The launch of Maya1, a new model of converting text into speech (called “text to speech”, or TTS) based on artificial intelligence (AI), indicates a paradigm shift in such services. The model has been built by two 23-year-olds in Bengaluru and it is ranked second among open-weight voice AIs (where the user can tweak the AI model’s weightings) and 20th globally on quality benchmarks. The model displays a few technical breakthroughs and it was developed on a shoestring. Most TTS models, like the ones from Google, ElevenLabs, or OpenAI, rely on libraries of recorded voices. Maya1 allows users to design voices to custom specification by using natural-language prompts such as “calm, elderly male schoolteacher with an American accent” rather than relying on fixed-voice libraries.

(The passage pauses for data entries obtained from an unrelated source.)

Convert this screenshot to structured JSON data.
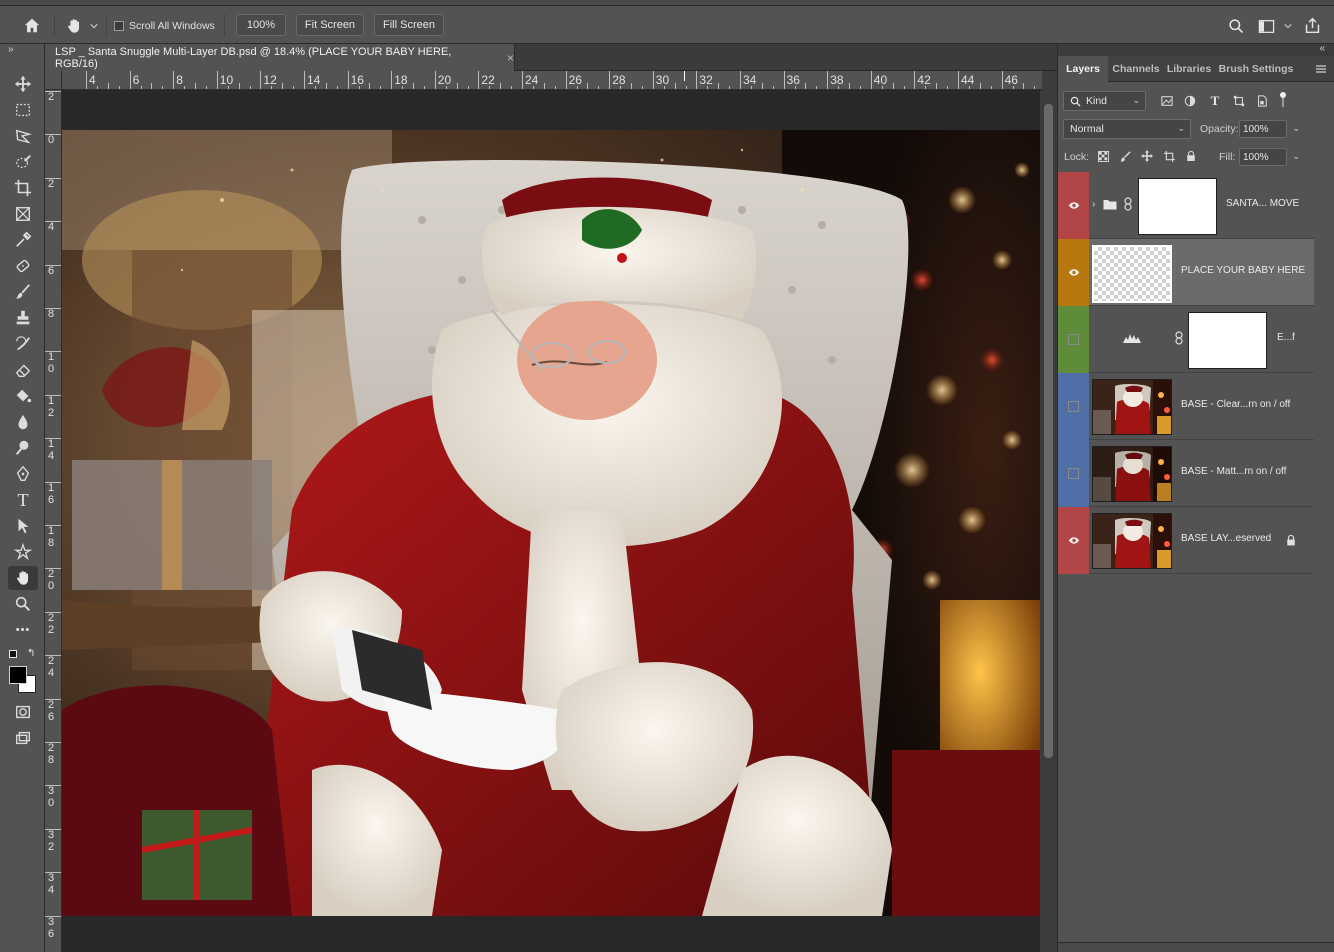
{
  "options_bar": {
    "scroll_all_label": "Scroll All Windows",
    "zoom_button": "100%",
    "fit_screen_button": "Fit Screen",
    "fill_screen_button": "Fill Screen",
    "icons": [
      "home-icon",
      "hand-tool-icon",
      "search-icon",
      "workspace-icon",
      "share-icon"
    ]
  },
  "document": {
    "tab_title": "LSP _ Santa Snuggle Multi-Layer DB.psd @ 18.4% (PLACE YOUR BABY HERE, RGB/16)",
    "tab_close": "×",
    "ruler_top_ticks": [
      "4",
      "6",
      "8",
      "10",
      "12",
      "14",
      "16",
      "18",
      "20",
      "22",
      "24",
      "26",
      "28",
      "30",
      "32",
      "34",
      "36",
      "38",
      "40",
      "42",
      "44",
      "46"
    ],
    "ruler_left_ticks": [
      [
        "2"
      ],
      [
        "0"
      ],
      [
        "2"
      ],
      [
        "4"
      ],
      [
        "6"
      ],
      [
        "8"
      ],
      [
        "1",
        "0"
      ],
      [
        "1",
        "2"
      ],
      [
        "1",
        "4"
      ],
      [
        "1",
        "6"
      ],
      [
        "1",
        "8"
      ],
      [
        "2",
        "0"
      ],
      [
        "2",
        "2"
      ],
      [
        "2",
        "4"
      ],
      [
        "2",
        "6"
      ],
      [
        "2",
        "8"
      ],
      [
        "3",
        "0"
      ],
      [
        "3",
        "2"
      ],
      [
        "3",
        "4"
      ],
      [
        "3",
        "6"
      ]
    ]
  },
  "tools": [
    "move-tool-icon",
    "marquee-tool-icon",
    "lasso-tool-icon",
    "quick-select-tool-icon",
    "crop-tool-icon",
    "frame-tool-icon",
    "eyedropper-tool-icon",
    "healing-tool-icon",
    "brush-tool-icon",
    "stamp-tool-icon",
    "history-brush-tool-icon",
    "eraser-tool-icon",
    "paint-bucket-tool-icon",
    "blur-tool-icon",
    "dodge-tool-icon",
    "pen-tool-icon",
    "type-tool-icon",
    "path-select-tool-icon",
    "custom-shape-tool-icon",
    "hand-tool-icon",
    "zoom-tool-icon",
    "more-tools-icon"
  ],
  "type_tool_glyph": "T",
  "more_tools_glyph": "•••",
  "panels": {
    "tabs": [
      "Layers",
      "Channels",
      "Libraries",
      "Brush Settings"
    ],
    "filter_kind": "Kind",
    "blend_mode": "Normal",
    "opacity_label": "Opacity:",
    "opacity_value": "100%",
    "lock_label": "Lock:",
    "fill_label": "Fill:",
    "fill_value": "100%",
    "layers": [
      {
        "name": "SANTA... MOVE",
        "color": "#b24545",
        "visible": true,
        "type": "group",
        "thumb": "white"
      },
      {
        "name": "PLACE YOUR BABY HERE",
        "color": "#b8760e",
        "visible": true,
        "type": "pixel",
        "thumb": "transparent",
        "selected": true
      },
      {
        "name": "E...f",
        "color": "#5e8c3a",
        "visible": false,
        "type": "adjustment",
        "thumb": "white"
      },
      {
        "name": "BASE - Clear...rn on / off",
        "color": "#4f6fa6",
        "visible": false,
        "type": "pixel",
        "thumb": "photo"
      },
      {
        "name": "BASE - Matt...rn on / off",
        "color": "#4f6fa6",
        "visible": false,
        "type": "pixel",
        "thumb": "photo"
      },
      {
        "name": "BASE LAY...eserved",
        "color": "#b24545",
        "visible": true,
        "type": "pixel",
        "thumb": "photo",
        "locked": true
      }
    ]
  }
}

It supports over 20 controllable speaking styles, including natural patterns like hesitation, excitement, and warmth. Maya1’s dataset offers users the option to insert over 20 emotion tags such as laugh, sigh, whisper, anger, and giggle. The model changes speech patterns accordingly. All this can be composed, allowing a switch of tone mid-sentence and a natural, emotional speaking style. Equally important, Maya1 does this without discernible lags, scanning text and speaking with less than 100ms (millisecond) latency. This makes it indistinguishable from human speech since the TTS model reads text at the same speeds as educated humans. This versatility makes it ideal for a wide range of use cases. When it comes to podcasts, audiobooks, and video content, Maya1 can narrate long-form content with an emotional range, using different voices for different personalities. It can work similarly for video-game characters with emotional delivery. It can also be used as an AI voice assistant for accessibility tasks to aid users who need visual assistance, and for customer services since it is low-latency and offers responsive interaction. Maya1 would be described technically as a three-billion-parameter decoder-only transformer, finetuned from a Llama base. It’s available under the Apache 2.0 licence, and it’s free to download, tweak, and deploy for commercial use. Given the moderate hardware requirements, it can run locally on a device with a single graphic-processing unit so there is no Cloud dependency, allowing it to be easily deployed in rural and low-bandwidth settings.